It is incredibly important for people to have access to truthful information during an age of misinformation, but academic journals — which contain so much important knowledge — are often locked away instead of shared. The result is a lack of reliable content on the internet that is a disservice to everyone.
There are a multitude of reasons behind academia's elusive nature throughout history. Whether it be paywalls, complex or even downright incomprehensible papers, or even historical bias towards upper class men, academia has always found a way to make itself less accessible to the common person.
Social media can remedy a lot of these issues, as it can help close class boundaries by making information more largely widespread and digestible for the common person. Although some articles cannot be posted because of paywalls, many public universities are taking steps to make academic papers free. A study by the Journal of Informetrics said that making academic articles free to the public makes them more accessible to the general public via social media.
Academic papers are also often long-winded and costly, with graphs and information that people outside that area of study often cannot understand easily. Social media distributes the information found in these studies as quick synopses of their results.
Academics have recently been paying closer attention to this relationship between social media and academia. Dr. Ehsan Mohammadi, an associate professor at USC's School of Information Science, leads multiple research projects studying how social media could help spread academic research to the general public.
“Here’s academia, okay, and here’s the public. Most papers that they are publishing in academia don’t go outside academia. They're going to stay here” he said.
This lack of access is a problem that has plagued academia throughout its history. And even though more and more people are pursuing higher education, the problem still remains, as most people who go to college do not remain in academia their whole lives.
"More than half of the people that share content — scientific articles on these two platforms (X and Facebook) — they are non-academics," Mohammadi said.
Mohammadi and his team said this spread of information is a great positive because it means that much of the discussion on social media around academic topics is done by people outside of higher education. X, formerly known as Twitter, provides a space for people to share and discuss credible and important information, he said.
X and other social media are beneficial for allowing this information to make its way to people of many different ages, races, genders and disciplines. This opens the content up to people who historically have not had access to academic articles, most prominently people of color and those in lower socioeconomic positions.
Research also suggests that, given the opportunity, more people would properly use this space to pursue credible knowledge.
X was useful as a tool for disseminating information about the 61st annual Scientific Meeting at the Cardiac Society of Australia and New Zealand, according to a 2013 study led by the National Library of Medicine held in Australia. They studied how a trending hashtag linked to the meeting caused more people to discuss the findings presented at the meeting.

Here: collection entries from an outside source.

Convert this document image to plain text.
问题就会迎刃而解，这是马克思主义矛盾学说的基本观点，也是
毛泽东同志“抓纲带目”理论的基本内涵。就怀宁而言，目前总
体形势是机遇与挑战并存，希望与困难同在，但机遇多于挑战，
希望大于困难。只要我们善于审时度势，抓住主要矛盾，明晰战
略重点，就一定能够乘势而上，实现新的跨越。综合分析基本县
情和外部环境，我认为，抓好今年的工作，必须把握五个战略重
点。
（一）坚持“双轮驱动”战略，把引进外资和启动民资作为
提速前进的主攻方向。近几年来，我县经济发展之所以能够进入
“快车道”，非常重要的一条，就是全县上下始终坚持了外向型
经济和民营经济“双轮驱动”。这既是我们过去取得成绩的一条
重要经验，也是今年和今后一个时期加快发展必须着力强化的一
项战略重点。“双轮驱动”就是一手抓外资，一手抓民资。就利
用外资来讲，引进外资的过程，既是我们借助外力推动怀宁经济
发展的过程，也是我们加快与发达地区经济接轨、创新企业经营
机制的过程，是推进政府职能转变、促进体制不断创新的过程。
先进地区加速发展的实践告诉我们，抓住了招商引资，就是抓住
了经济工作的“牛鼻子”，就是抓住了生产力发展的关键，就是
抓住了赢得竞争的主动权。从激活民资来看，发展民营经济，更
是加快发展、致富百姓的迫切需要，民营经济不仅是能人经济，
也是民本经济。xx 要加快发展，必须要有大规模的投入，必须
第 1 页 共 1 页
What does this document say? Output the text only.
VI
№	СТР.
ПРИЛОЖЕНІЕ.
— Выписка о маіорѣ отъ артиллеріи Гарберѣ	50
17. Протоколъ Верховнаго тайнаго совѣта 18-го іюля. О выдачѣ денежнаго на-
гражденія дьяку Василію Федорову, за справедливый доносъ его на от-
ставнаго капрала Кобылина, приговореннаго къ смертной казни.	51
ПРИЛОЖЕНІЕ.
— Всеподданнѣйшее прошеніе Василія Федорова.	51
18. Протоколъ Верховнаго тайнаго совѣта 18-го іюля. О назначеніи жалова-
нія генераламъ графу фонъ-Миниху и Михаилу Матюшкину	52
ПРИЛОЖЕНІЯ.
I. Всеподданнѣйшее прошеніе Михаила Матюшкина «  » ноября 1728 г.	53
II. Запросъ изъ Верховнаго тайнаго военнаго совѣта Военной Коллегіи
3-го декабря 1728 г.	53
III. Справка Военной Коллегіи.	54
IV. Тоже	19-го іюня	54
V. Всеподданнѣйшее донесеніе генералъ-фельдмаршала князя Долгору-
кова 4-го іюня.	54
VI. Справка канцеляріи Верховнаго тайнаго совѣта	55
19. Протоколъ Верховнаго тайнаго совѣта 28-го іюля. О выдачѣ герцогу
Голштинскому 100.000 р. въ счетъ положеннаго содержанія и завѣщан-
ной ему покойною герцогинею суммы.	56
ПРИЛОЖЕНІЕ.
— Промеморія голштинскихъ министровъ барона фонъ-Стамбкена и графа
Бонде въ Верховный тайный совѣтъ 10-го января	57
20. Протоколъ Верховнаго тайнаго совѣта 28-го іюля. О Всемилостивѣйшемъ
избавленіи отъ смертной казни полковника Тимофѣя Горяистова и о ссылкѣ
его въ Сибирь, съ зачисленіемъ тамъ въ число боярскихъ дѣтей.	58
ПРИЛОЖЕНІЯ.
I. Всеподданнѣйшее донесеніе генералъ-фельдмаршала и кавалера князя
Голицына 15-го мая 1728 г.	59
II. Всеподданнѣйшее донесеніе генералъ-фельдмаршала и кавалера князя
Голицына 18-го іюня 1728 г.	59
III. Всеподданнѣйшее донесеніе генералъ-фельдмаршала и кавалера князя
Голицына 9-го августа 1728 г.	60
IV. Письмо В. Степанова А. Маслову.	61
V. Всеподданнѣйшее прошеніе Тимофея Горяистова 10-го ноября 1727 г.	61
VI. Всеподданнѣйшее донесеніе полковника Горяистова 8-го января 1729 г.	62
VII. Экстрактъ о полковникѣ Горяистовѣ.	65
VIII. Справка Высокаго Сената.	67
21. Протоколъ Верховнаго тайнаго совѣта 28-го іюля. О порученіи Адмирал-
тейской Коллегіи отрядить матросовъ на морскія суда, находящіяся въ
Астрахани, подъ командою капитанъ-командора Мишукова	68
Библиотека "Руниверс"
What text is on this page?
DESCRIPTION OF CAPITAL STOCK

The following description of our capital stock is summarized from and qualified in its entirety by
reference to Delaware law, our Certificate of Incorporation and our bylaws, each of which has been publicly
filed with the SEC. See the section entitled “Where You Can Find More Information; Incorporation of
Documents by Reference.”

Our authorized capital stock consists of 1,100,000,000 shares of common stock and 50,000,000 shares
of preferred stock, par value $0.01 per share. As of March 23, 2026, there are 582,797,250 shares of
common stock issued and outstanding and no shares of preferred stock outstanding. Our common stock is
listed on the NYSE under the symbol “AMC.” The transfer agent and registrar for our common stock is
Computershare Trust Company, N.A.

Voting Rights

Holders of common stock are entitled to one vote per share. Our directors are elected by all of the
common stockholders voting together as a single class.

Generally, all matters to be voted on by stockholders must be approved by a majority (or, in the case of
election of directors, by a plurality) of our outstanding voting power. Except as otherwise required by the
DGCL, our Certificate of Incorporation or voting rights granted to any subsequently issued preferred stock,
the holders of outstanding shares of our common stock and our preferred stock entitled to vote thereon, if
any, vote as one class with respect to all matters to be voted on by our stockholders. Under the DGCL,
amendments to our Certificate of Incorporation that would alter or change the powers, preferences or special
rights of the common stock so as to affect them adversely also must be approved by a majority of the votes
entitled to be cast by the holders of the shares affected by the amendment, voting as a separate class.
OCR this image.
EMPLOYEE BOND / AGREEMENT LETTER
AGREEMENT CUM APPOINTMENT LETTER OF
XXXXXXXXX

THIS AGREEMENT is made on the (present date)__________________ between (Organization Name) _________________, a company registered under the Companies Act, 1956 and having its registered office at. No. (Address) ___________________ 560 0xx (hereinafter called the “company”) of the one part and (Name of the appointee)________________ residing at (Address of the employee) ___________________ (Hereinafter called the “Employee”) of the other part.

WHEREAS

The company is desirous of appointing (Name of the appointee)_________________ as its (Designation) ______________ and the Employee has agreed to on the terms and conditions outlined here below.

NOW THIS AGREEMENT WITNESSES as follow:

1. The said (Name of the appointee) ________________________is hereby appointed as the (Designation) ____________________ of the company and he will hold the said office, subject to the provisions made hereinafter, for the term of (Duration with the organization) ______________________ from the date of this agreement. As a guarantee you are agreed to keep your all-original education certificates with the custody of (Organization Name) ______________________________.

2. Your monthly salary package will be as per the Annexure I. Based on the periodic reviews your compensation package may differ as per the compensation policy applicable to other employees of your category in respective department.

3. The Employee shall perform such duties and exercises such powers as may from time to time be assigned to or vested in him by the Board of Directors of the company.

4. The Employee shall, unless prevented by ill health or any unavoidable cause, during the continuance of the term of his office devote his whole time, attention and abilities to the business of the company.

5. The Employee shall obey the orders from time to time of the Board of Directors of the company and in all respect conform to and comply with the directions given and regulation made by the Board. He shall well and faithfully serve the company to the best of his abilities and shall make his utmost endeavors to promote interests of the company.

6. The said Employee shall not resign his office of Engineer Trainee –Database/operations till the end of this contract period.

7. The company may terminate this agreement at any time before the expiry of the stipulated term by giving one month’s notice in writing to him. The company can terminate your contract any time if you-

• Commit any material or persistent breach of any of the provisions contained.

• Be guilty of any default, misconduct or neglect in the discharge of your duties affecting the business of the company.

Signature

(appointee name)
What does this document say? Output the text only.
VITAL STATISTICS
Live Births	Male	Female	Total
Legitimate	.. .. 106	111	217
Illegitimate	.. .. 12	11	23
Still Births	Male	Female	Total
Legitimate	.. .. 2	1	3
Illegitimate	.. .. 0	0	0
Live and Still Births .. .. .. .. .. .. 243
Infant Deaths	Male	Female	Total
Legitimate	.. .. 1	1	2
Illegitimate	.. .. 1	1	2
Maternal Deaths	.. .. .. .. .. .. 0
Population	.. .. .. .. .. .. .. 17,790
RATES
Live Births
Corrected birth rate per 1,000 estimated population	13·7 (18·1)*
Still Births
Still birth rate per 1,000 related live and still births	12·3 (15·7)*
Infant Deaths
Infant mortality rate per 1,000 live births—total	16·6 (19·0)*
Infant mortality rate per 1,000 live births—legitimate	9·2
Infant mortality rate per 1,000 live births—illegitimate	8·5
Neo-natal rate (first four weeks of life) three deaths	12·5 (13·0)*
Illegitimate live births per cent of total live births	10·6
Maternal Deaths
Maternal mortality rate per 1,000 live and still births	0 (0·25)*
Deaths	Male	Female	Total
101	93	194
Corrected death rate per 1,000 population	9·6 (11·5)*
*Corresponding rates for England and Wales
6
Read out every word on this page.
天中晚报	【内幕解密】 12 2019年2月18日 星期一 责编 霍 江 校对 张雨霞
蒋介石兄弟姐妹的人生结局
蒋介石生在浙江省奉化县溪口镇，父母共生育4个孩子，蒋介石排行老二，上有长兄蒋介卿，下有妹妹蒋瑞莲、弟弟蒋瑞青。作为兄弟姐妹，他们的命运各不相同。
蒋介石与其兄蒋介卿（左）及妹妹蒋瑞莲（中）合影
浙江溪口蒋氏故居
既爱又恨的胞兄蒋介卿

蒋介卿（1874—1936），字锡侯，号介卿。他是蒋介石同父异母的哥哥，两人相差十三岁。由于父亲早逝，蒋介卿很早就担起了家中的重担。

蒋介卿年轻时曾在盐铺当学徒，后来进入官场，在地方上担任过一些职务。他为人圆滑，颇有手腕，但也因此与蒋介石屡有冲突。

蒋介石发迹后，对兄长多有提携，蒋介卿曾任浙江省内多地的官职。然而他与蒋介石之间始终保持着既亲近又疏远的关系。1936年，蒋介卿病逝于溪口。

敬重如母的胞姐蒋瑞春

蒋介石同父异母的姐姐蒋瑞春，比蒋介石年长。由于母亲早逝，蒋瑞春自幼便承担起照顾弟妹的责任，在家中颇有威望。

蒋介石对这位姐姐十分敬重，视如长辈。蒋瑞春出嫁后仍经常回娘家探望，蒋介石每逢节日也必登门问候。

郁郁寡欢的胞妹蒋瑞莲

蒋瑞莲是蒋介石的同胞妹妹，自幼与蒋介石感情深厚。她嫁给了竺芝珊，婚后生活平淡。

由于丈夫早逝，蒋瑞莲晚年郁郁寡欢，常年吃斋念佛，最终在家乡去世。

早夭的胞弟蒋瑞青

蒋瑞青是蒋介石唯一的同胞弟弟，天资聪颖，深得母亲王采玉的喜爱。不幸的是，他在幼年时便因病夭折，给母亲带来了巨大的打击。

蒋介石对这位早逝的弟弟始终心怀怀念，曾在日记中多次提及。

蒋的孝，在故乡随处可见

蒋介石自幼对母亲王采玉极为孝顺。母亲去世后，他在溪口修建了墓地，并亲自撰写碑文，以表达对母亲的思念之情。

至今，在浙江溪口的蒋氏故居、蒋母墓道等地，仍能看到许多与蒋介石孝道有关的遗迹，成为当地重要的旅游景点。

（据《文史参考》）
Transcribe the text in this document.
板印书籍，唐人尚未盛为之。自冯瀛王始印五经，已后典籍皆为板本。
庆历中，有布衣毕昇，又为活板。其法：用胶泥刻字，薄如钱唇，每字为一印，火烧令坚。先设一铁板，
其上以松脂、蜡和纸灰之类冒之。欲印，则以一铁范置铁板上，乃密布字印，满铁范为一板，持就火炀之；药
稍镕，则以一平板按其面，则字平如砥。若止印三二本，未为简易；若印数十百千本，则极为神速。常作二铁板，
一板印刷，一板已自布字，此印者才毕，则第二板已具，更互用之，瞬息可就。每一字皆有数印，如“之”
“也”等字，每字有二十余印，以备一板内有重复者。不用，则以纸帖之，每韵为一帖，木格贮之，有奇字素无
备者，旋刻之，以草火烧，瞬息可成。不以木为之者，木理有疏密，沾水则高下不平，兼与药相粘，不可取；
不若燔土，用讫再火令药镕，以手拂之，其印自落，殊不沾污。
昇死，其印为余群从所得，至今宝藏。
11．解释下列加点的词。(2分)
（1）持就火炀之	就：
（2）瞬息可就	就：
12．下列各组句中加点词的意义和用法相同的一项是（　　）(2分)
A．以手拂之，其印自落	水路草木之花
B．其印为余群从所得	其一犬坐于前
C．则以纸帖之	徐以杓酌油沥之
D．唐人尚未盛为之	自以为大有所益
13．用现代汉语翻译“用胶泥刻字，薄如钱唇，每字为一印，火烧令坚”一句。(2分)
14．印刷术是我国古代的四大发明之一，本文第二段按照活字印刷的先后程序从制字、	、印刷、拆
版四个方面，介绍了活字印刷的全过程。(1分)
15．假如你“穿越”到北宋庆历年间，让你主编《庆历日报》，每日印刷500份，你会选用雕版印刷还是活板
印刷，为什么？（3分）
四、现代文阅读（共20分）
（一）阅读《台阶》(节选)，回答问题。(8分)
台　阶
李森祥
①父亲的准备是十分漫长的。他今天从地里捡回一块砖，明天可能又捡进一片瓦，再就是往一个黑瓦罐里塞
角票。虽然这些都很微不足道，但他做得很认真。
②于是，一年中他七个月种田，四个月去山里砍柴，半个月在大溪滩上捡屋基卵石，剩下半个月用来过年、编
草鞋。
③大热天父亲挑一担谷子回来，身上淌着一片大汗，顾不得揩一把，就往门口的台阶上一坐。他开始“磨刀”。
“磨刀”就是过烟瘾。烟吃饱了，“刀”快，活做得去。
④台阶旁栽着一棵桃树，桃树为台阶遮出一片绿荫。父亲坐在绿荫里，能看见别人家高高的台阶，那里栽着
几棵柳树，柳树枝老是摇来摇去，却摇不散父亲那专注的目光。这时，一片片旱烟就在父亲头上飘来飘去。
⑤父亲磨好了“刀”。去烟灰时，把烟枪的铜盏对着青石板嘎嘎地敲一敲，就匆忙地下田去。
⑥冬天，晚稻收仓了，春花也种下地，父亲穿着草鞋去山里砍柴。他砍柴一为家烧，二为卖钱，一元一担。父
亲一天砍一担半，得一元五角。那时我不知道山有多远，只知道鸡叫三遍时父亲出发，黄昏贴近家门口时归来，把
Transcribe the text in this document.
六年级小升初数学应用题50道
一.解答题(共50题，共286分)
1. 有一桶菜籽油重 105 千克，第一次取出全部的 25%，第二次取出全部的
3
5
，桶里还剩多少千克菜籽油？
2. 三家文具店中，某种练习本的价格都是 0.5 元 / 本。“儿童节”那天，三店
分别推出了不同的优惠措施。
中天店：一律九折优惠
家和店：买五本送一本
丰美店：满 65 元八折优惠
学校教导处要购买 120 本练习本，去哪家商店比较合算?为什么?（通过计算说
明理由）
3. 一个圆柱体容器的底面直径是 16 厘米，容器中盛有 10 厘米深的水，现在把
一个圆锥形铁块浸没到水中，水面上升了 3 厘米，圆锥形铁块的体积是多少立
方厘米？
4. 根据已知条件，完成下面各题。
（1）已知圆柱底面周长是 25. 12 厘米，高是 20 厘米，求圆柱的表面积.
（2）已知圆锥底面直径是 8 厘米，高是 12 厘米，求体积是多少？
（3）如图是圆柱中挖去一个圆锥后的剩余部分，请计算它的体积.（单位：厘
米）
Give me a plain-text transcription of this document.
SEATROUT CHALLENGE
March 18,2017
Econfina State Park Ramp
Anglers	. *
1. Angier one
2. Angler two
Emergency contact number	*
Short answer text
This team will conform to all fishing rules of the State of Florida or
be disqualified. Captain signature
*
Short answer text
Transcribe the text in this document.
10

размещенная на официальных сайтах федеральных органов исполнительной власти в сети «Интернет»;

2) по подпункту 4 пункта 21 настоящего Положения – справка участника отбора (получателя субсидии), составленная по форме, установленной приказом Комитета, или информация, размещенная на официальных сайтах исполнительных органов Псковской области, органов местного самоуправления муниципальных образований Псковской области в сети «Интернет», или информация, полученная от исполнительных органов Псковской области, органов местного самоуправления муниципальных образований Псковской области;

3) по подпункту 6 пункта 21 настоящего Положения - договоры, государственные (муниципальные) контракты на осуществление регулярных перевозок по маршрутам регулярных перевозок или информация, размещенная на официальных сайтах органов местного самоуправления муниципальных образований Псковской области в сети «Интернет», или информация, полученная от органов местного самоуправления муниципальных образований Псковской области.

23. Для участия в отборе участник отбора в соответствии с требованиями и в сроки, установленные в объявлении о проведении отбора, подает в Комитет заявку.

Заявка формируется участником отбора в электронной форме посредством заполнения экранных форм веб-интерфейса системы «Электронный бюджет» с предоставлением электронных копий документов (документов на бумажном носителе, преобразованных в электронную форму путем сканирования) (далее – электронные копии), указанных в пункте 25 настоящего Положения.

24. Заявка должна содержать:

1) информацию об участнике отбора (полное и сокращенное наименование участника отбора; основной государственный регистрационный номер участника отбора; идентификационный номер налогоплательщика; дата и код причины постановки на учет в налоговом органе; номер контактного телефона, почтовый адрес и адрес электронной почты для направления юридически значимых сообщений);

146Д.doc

The researchers at the National Library of Medicine found that, through the use of social media, many X users who would not normally go out of their way to find information on such content, still viewed, liked and commented on those posts.
The results of this study said that people are not against the idea of learning credible information from social media, they just need better exposure to information that they know is reliable. Academia is a great source of this information, as it provides credible, formally measured studies on many topics.
Research areas such as poverty, business practices, taxation and history shape our society to be what it is. People working in academia get the opportunity to look at the world through a more objective, analytical lens, and while they are not completely free from bias, they are given the rare chance to pursue and share information based on measurable facts.
This begs the question, what advantages would society as a whole get from more complete access to academic research on the internet?
What if the average person could see the world as an academic does, with the means and resources to objectively study any issue? They could become a lot more informed, and even if that wouldn't directly lead to social progress, at the very least we could start a discussion around it.
So don’t trust everything you see on the internet. But maybe take a look at something outside your comfort zone, and you might learn something new.